If milestones for completion of RMP activities pass without the sponsor providing required information, then TGA will contact sponsor to determine whether activity has been completed, and if not, justification for this and information about when it will be completed.
The program will operate within the TGA’s existing regulatory compliance framework – actions taken in response to potential non-compliance will depend on the likely risk associated with the non-compliance. We expect that most of the activity related to the compliance program will be around working with sponsors to support compliance, especially where instances of potential non-compliance are detected. However, as RMPs are imposed as conditions of registration, sanctions and penalties to address non-compliance are available under the Therapeutic Goods Act and may be used when, for example, a sponsor failed to respond to repeated requests for information about completion of RMP commitments or has a history of non-compliance with RMP requirements.

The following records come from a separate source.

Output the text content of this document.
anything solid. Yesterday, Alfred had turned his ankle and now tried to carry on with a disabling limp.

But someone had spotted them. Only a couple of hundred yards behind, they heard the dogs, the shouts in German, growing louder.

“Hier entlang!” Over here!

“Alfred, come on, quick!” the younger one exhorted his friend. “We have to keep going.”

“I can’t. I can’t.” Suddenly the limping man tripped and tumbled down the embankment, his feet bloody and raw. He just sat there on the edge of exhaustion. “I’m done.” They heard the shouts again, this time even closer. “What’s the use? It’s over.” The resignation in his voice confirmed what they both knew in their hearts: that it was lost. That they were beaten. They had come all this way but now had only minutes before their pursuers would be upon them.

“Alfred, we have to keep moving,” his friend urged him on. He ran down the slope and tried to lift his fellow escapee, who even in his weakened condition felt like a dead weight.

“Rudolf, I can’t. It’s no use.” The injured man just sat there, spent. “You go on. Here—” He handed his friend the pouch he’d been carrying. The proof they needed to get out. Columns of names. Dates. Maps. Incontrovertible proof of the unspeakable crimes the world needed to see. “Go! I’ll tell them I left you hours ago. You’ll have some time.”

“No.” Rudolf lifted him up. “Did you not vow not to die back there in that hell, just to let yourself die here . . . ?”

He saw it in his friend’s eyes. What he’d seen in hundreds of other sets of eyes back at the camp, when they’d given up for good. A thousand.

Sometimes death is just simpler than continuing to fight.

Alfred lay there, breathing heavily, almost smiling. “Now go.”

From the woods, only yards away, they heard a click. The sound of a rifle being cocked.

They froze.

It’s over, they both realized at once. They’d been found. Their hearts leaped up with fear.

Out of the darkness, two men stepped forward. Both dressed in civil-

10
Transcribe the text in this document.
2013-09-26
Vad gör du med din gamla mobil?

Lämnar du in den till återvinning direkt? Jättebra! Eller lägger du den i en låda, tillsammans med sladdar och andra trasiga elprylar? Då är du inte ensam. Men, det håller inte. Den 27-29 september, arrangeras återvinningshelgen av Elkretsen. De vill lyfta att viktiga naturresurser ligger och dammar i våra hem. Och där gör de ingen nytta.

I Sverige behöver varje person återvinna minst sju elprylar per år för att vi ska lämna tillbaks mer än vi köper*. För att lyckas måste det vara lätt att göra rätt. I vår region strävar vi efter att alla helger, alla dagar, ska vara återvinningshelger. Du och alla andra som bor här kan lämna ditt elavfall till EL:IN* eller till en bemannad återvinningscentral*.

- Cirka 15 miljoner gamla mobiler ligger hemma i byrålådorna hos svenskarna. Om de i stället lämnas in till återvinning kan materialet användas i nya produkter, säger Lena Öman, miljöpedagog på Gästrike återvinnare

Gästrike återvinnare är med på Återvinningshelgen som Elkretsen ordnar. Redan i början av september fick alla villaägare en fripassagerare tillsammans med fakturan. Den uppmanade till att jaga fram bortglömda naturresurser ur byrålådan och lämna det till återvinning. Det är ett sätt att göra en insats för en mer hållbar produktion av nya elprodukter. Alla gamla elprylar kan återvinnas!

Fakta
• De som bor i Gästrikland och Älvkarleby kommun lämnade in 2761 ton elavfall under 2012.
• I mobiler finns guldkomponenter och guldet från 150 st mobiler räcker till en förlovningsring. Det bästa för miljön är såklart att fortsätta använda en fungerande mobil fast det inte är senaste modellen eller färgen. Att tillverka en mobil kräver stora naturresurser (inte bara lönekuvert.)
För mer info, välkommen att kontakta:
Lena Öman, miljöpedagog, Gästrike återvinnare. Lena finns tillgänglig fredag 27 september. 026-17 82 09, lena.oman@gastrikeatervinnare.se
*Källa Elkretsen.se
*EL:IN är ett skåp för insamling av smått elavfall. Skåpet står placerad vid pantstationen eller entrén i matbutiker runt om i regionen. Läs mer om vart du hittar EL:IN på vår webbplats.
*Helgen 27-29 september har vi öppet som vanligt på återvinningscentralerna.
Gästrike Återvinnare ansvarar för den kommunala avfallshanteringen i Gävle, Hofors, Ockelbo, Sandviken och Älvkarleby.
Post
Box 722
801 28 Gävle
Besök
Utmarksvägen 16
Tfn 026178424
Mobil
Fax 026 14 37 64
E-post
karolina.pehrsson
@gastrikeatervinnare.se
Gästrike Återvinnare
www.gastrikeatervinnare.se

Sponsors will need to ensure that they notify us promptly if they wish to propose changes to their RMP commitments, so that their proposals can be considered and our records updated accordingly.
We are currently working on a new internal process for reviewing RMP updates to provide sponsors with predictable timeframes for responses to their proposals for RMP changes – further information about this will be included in the RMP guidance update that will be out for consultation in September.
Information about the compliance monitoring program will also be included in the guidance update that we’ll consult on in September.